In this study, most men above the age of 40 years experienced the symptoms of hypogonadism and the majority of the symptoms were related to psychological domain. The score of the symptoms in this domain had no association with serum levels of total and free testosterone. Although somatic domain of the symptoms of hypogonadism had the lowest frequency, only the symptoms of this domain had an association with serum level of total testosterone in the study population. Therefore, it could be stated that testosterone deficiency mostly results in the somatic symptoms of hypogonadism.

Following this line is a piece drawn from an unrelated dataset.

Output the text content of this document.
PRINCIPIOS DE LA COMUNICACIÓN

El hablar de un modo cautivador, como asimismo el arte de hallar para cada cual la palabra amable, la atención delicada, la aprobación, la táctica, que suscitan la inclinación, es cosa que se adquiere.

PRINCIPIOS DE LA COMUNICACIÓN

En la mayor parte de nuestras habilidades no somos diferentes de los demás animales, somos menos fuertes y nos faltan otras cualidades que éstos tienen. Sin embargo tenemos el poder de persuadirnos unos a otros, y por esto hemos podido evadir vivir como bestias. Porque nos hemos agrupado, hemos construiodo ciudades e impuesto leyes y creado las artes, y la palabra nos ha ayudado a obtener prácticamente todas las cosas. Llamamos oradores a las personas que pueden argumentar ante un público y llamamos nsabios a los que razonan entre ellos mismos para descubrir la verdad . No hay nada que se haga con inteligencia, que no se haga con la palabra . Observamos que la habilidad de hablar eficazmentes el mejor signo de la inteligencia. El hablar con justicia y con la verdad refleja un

In addition, the symptoms of hypogonadism were associated with some factors such as BMI and occupation. It seems that a healthy lifestyle and weight control might be effective role in controlling the symptoms of hypogonadism. Since hypogonadism symptoms had a significant association with occupation, a survey to determine occupational needs in future using the related standard questionnaires deeply was suggested.

Ethical approval

This article has been taken from the nursing master's thesis in the form of approved projects by Ethical Committee at the University of Medical Sciences, Rasht, with the number ((Ref. IR, GUMS.REC.1394.31) on May, 2015.

Acknowledgements

The researchers would like to thank the Social Determinants of Health Research Center (SDHRC), research deputy and Health Department of Guilan University of Medical Sciences and everyone who participated in this project and helped using conducting this study.

Disclosure statement

All of the authors have no conflict of interest to declare with regard to this paper.

Additional information

Funding

The study was supported by Guilan University of Medical Sciences and Social Determinants of Health Research Center (SDHRC).